Without the Jewish News article, “Hillary would have had nothing but dead ends because of the phony information,” says Jack. “Hopefully, nobody else will go through this. We could have reunited many years ago.”

The reunion
Sharon and Joanne traveled to Chicago to meet Jack Aug. 10-14. Because of Sharon’s health issues, she required a doctor’s clearance and wasn’t able to travel alone.
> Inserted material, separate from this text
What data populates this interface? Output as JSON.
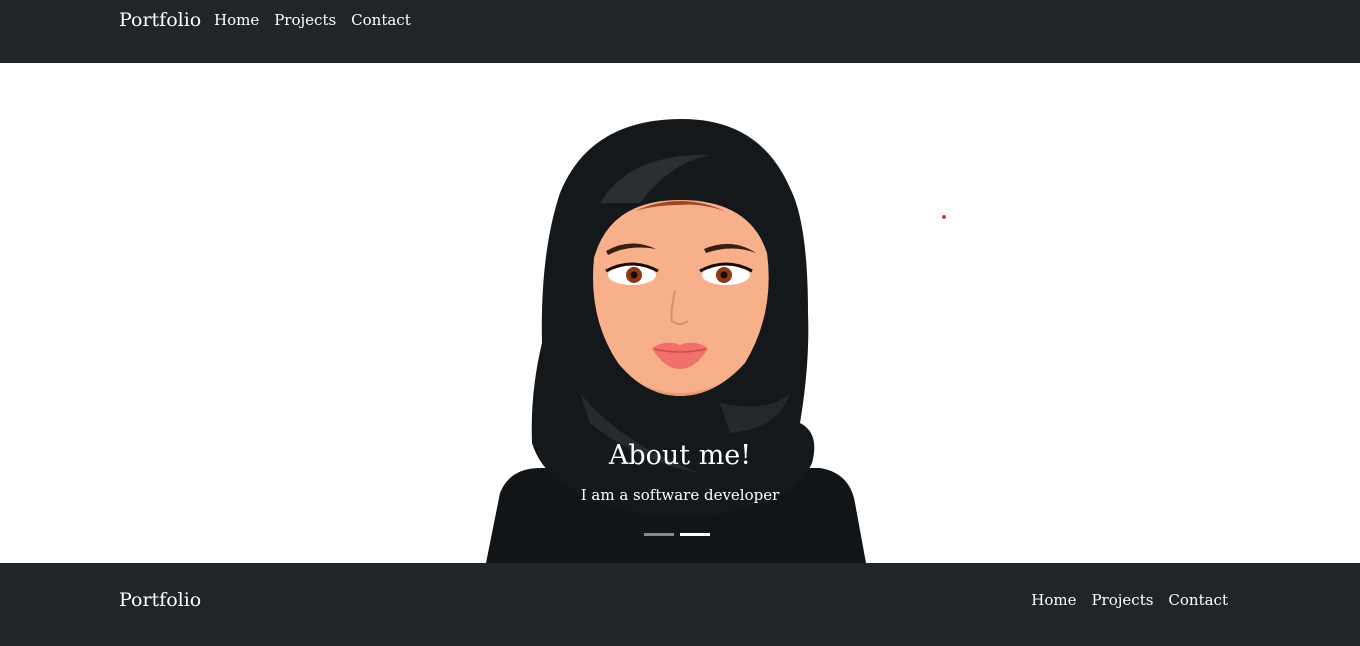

In discussing a place to stay, Sharon suggested The Drake Hotel. After Jack told her that that’s where he and Joyce were married, it was an easy decision.

Sharon recalls a poem she wrote – one of many – in 1995, called “Eyes of a Stranger,” in which the first two lines are: “Searching the eyes of strangers, trying to find my own.” She describes how she felt seeing Jack for the first time: “In walks this guy into the hotel room and there are the eyes that I had been looking for, there he is.”

At one point, Sharon and Jack stood in the same place at The Drake Hotel where Joyce and Jack had stood under the chuppah.

Jack took Sharon and Joanne on a tour of the Albany Park area where Joyce and Jack grew up and went to school – which was the same area where Sharon’s adoptive father had grown up. Jack and Marshall had gone to the same grade school and high school – although 12 years apart – and lived only blocks away from each other.

“He is everything I could ever imagine and then some,” Sharon says. “He’s a very loving, wonderful and funny man, very intelligent. He reminds me a lot of my adoptive dad.”

Jack also took her to visit Joyce’s grave. “Even though I will never get to physically meet her, spiritually, as Jack said, it was like she was standing right there with us,” Sharon says.

“That was the closest she was to her mother since she was taken out of her mother’s arms in 1965,” says Jack. “It came from heaven. This was God’s hand in this.”

“It was just so emotional and so thrilling that it had finally happened,” says Joanne. “It was like finding the last piece to a big puzzle.

“We wished that it happened earlier in life so the two of them would have had more time.”

This article first appeared in the Sept. 6, 2013 issue of Jewish News.